| Outcome | Probability | Yes Bid | Yes Ask | 24h Change | Volume | |
|---|---|---|---|---|---|---|
| North Carolina | 0% | 0¢ | 0¢ | — | $0 | Trade → |
| Texas | 0% | 0¢ | 0¢ | — | $0 | Trade → |
| Florida | 0% | 0¢ | 0¢ | — | $0 | Trade → |
| Virginia | 0% | 0¢ | 0¢ | — | $0 | Trade → |
| Ohio | 0% | 0¢ | 0¢ | — | $0 | Trade → |
| Michigan | 0% | 0¢ | 0¢ | — | $0 | Trade → |
| Georgia | 0% | 0¢ | 0¢ | — | $0 | Trade → |
| Tennessee | 0% | 0¢ | 0¢ | — | $0 | Trade → |
| Indiana | 0% | 0¢ | 0¢ | — | $0 | Trade → |
| Minnesota | 0% | 0¢ | 0¢ | — | $0 | Trade → |
This prediction market asks which U.S. state CNBC will name its number 1 State for Business for 2026. The outcome matters because CNBC's ranking influences reputations, investor attention, and policy narratives about state competitiveness.

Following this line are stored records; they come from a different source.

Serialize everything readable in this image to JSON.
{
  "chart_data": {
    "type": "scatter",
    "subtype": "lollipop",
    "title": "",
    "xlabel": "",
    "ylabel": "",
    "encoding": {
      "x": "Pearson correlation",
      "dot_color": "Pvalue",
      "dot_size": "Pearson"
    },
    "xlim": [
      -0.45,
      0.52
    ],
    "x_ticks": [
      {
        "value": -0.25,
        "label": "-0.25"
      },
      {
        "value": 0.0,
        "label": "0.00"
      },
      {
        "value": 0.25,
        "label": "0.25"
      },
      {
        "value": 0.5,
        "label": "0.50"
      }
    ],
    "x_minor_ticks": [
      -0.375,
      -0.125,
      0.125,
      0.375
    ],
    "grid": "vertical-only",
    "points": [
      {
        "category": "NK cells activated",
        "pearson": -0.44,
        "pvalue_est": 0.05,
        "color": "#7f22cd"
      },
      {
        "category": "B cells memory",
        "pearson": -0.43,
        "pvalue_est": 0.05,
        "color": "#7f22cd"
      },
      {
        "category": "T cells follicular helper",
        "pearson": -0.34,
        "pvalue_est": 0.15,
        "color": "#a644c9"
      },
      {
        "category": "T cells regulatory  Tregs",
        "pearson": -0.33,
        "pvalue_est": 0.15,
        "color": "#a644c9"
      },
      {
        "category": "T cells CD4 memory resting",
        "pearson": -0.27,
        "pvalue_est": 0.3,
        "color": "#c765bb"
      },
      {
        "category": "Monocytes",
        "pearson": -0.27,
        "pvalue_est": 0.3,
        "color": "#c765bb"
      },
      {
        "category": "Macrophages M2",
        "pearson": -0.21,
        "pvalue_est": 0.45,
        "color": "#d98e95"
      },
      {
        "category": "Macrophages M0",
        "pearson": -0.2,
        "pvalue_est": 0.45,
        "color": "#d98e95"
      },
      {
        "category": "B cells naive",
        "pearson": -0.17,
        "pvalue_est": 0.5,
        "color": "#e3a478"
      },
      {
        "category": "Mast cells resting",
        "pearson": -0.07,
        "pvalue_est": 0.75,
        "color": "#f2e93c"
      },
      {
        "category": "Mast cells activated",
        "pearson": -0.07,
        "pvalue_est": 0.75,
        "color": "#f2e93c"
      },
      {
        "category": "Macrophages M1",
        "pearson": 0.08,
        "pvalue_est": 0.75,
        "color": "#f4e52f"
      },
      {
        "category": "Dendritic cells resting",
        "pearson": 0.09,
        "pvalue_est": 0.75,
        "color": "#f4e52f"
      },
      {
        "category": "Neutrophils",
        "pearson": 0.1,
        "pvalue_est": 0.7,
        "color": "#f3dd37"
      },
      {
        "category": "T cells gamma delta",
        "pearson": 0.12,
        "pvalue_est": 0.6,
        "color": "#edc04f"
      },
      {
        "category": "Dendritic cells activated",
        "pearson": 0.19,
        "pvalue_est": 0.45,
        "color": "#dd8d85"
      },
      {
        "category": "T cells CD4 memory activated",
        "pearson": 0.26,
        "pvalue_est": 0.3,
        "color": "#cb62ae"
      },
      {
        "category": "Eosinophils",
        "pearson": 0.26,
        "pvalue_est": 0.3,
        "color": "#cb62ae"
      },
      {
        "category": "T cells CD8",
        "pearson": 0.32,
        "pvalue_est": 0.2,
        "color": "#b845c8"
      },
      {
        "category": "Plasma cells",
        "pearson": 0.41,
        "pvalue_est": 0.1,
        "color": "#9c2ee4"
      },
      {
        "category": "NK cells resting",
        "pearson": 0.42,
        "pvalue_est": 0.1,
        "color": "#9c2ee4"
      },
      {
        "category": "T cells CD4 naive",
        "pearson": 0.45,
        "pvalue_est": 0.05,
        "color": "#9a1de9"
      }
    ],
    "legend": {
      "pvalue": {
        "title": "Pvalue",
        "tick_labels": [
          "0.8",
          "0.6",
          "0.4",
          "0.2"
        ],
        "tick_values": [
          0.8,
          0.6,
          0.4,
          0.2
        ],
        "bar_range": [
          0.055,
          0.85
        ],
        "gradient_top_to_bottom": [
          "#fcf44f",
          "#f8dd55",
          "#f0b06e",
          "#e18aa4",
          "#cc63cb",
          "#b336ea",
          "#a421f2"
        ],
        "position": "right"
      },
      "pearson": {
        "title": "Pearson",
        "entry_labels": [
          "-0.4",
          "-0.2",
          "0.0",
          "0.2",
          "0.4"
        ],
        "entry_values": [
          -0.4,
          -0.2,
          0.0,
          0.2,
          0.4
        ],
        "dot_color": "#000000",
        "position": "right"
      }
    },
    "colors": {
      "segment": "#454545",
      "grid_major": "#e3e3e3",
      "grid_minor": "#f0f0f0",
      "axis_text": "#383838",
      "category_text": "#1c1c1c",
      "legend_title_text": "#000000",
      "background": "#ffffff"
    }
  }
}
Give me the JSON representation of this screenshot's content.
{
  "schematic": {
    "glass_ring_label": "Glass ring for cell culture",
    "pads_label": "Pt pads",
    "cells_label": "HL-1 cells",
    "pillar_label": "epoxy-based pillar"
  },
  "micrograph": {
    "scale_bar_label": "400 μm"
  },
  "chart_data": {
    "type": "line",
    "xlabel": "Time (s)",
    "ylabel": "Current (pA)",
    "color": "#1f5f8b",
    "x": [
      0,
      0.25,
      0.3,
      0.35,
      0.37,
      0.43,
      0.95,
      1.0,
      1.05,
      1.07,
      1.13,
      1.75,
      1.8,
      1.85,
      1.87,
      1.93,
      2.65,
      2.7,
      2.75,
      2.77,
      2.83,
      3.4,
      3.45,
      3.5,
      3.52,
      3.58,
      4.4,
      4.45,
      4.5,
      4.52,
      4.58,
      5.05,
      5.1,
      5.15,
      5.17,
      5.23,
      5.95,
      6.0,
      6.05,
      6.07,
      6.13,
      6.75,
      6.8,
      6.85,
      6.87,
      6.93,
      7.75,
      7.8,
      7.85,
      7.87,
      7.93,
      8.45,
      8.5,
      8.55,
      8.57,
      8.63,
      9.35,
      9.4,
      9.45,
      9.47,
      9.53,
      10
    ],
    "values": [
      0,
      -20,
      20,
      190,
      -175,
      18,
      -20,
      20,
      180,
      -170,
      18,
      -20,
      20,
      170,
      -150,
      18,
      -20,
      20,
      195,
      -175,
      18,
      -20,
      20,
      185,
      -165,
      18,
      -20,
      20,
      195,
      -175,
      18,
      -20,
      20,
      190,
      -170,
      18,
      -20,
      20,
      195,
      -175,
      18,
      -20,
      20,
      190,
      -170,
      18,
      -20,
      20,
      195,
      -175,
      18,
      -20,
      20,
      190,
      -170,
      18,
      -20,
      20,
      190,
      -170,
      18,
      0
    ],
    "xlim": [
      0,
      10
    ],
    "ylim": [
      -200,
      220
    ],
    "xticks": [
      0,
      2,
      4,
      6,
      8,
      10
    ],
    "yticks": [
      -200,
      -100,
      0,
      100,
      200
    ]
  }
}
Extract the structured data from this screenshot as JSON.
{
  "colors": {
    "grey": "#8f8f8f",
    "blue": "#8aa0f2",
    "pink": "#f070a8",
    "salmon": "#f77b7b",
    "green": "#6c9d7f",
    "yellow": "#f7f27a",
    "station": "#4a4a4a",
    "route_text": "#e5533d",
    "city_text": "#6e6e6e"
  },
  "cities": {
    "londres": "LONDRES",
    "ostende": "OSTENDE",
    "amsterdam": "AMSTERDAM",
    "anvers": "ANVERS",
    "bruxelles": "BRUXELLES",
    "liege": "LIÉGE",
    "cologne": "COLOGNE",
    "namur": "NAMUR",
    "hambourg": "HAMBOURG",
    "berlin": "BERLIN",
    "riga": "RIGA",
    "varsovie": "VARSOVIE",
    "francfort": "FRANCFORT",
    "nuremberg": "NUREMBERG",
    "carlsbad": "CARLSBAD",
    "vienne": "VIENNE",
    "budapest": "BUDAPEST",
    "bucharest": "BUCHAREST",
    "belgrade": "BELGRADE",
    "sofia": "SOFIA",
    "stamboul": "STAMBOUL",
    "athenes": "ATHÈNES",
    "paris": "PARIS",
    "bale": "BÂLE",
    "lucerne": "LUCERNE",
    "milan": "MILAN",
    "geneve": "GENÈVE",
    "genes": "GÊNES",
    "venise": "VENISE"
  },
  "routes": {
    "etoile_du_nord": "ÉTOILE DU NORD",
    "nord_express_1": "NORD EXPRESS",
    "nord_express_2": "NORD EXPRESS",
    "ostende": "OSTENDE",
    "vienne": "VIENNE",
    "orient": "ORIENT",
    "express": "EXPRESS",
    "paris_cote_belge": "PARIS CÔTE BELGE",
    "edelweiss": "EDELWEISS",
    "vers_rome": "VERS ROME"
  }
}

CNBC publishes an annual Top States for Business ranking using multiple indicators such as economic performance, workforce, infrastructure, and cost factors. States' positions change year to year as economic conditions, policy choices, and corporate decisions evolve. Market participants use these dynamics to form expectations about which state will be named #1 in 2026.
Market prices aggregate traders' expectations about which state CNBC will designate as the top state for business in 2026 and will move as new information arrives. Treat prices as real-time consensus signals, not guarantees of the final outcome.
The market close is listed as TBD on the exchange; resolution will occur after CNBC publishes its official 2026 Top States for Business announcement and the exchange implements its stated resolution procedure. Check the Kalshi event page for official close and resolution timestamps.
For resolution this event uses the state that CNBC names as its official #1 in its 2026 Top States for Business report or an equivalent official CNBC statement. The exchange will rely on CNBC's published output as the source of truth.
This market contains 10 outcomes; each outcome corresponds to a specific state being named CNBC's number 1 State for Business in 2026. Refer to the contract on the exchange to see which states are included.
If CNBC issues a tie, delay, or fails to publish, the exchange will follow its pre-specified contract rules for such contingencies—this may include using an official CNBC clarification, declaring no winner, or other resolution methods defined by the platform. Traders should review Kalshi's event rules for exact procedures.
Monitor CNBC for methodology updates, state-level economic indicators (job growth, wage trends, business investment), major corporate moves or expansions, prominent policy changes (tax, regulation, incentives), and infrastructure or workforce development announcements that could influence how CNBC evaluates states.